Aquela ideia de slow cancellation of the future. Em que a Ghost Box também se alicerça.

Desenterrar o passado, porque foi a última vez que houve vislumbres de um futuro.
A tal visão romântica é essa: enveredámos por um caminho numa determinada ramificação da árvore, em que realmente não se concretizaram muitas coisas. No entanto, acreditamos que é possível regredir nessa ramificação e enveredar por outro ramo.

Que é o que fazem na vossa música.
Sim. A nossa música, apesar de alegórica, tenta ir um bocado por aí. Tenta resgatar ideais e mostrar que há alternativas [ao neoliberalismo]. Que podemos almejar caminhos que possam ser gratificantes para a nossa vivência e para a nossa experiência no dia-a-dia. Não é uma música de o futuro ser negro, é uma música de que há outras possibilidades a explorar. E basta uma sequência de eventos encadeados para espoletar isso. Se calhar, alguns podem não ser muito positivos. E podem afectar a grande parte da humanidade. Mas talvez seja preciso que isso aconteça para haver um resgatar desses ideais dos 60s.

Houve uma altura que eu sentia que o genocídio de Gaza podia ser isso. Que a generalidade das pessoas visse aquilo acontecer e dissesse: este não é o caminho. 
De certa forma, isso aconteceu. iluminou muitas pessoas.

Mas passado mais de um ano continua a haver crianças a serem queimadas vivas no meu feed. E não podemos fazer nada.
Primeiro, porque Israel e Estados Unidos é um único país, não é? 

É a 51.ª estrela na bandeira. 
É um Estado destacado. Portanto, enquanto os Estados Unidos da América alimentarem – e vão continuar a alimentar – isso vai continuar a acontecer. Mas houve um iluminismo a uma escala global que nunca aconteceu no século XXI. Houve um manto destapado sobre a imprensa ocidental. E que não se vai voltar a tapar. Há muita gente, cada vez mais, a buscar as suas fontes de informação fora desses sítios.

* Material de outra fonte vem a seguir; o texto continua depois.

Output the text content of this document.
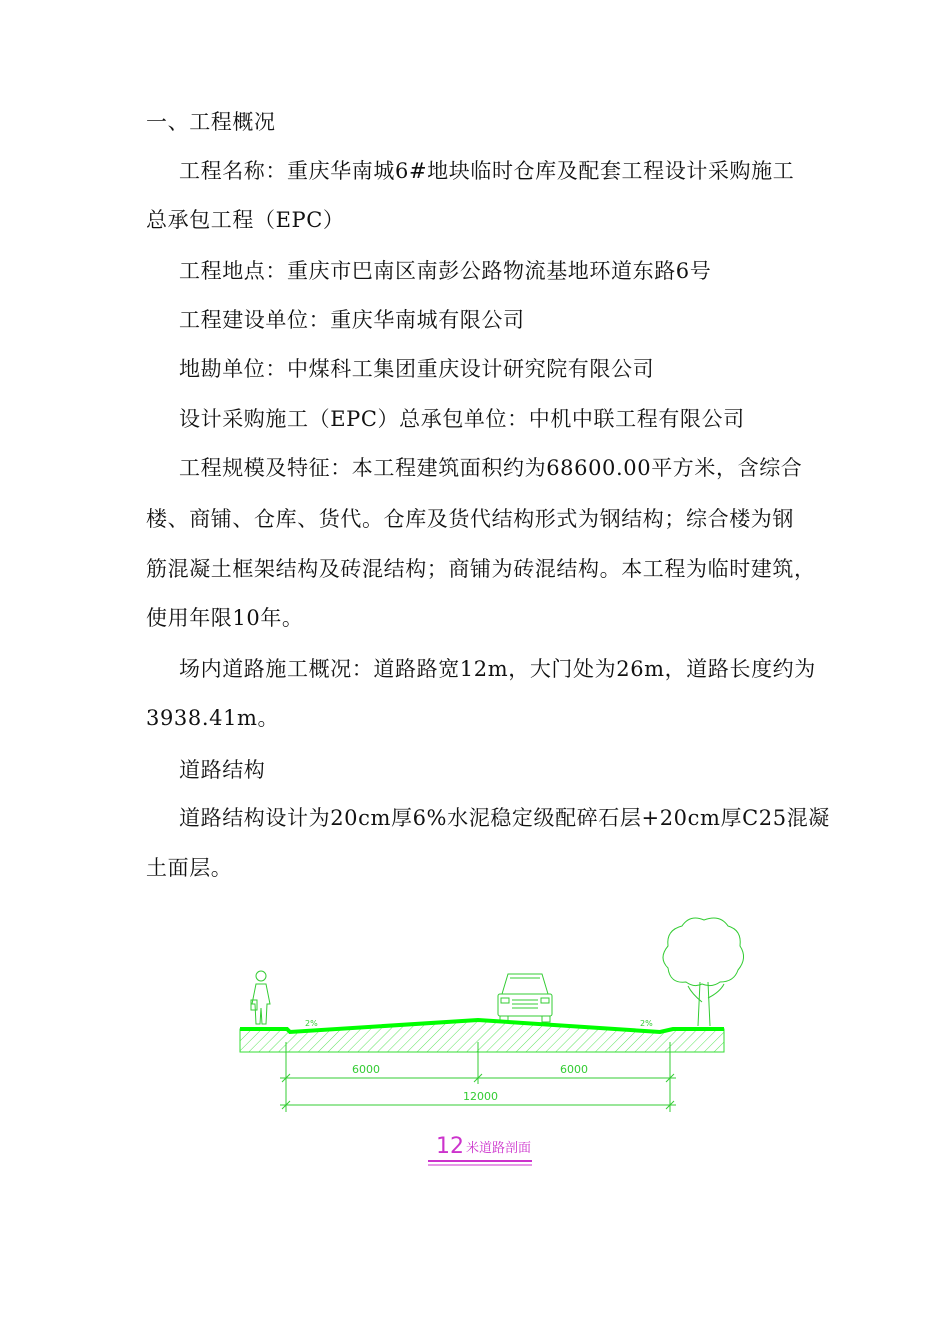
一、工程概况
工程名称：重庆华南城6#地块临时仓库及配套工程设计采购施工
总承包工程（EPC）
工程地点：重庆市巴南区南彭公路物流基地环道东路6号
工程建设单位：重庆华南城有限公司
地勘单位：中煤科工集团重庆设计研究院有限公司
设计采购施工（EPC）总承包单位：中机中联工程有限公司
工程规模及特征：本工程建筑面积约为68600.00平方米，含综合
楼、商铺、仓库、货代。仓库及货代结构形式为钢结构；综合楼为钢
筋混凝土框架结构及砖混结构；商铺为砖混结构。本工程为临时建筑，
使用年限10年。
场内道路施工概况：道路路宽12m，大门处为26m，道路长度约为
3938.41m。
道路结构
道路结构设计为20cm厚6%水泥稳定级配碎石层+20cm厚C25混凝
土面层。
2%	2%
6000	6000
12000
12 米道路剖面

Mas não vamos chegar a tempo de fazer nada. Essa é a tragédia.
Vai ser recordado como um holocausto. Por acaso, vi esta semana um filme francês, chamado Mr. Klein, de 1968, com o Alain Delon, e retrata factos que eu desconhecia: na França ocupada, foi a polícia francesa que catalogou e entregou os judeus aos nazis. 

Sim.
Não foram os nazis a ocupar a França que andaram à procura. Foi Vichy y sus muchachos. Portanto, qual é o limite para o sentimento de culpa da França e da Alemanha? Porque os Estados Unidos nós percebemos, não é? É o mesmo país. Agora, os países europeus...

Cá em Portugal ainda podemos, apesar de tudo, fazer manifestações de apoio à Palestina. Temos não sei quantos polícias a rodear-nos, mas não nos fazem nada.
Na Alemanha é logo carga de porrada. Velhos, novos... Entram-te em casa, reviram tudo por causa de uma story que diz “from the river to the sea”. É atroz. Uma pessoa que defende a paz e a autonomia de um Estado, não pode ser considerada terrorista. Nunca.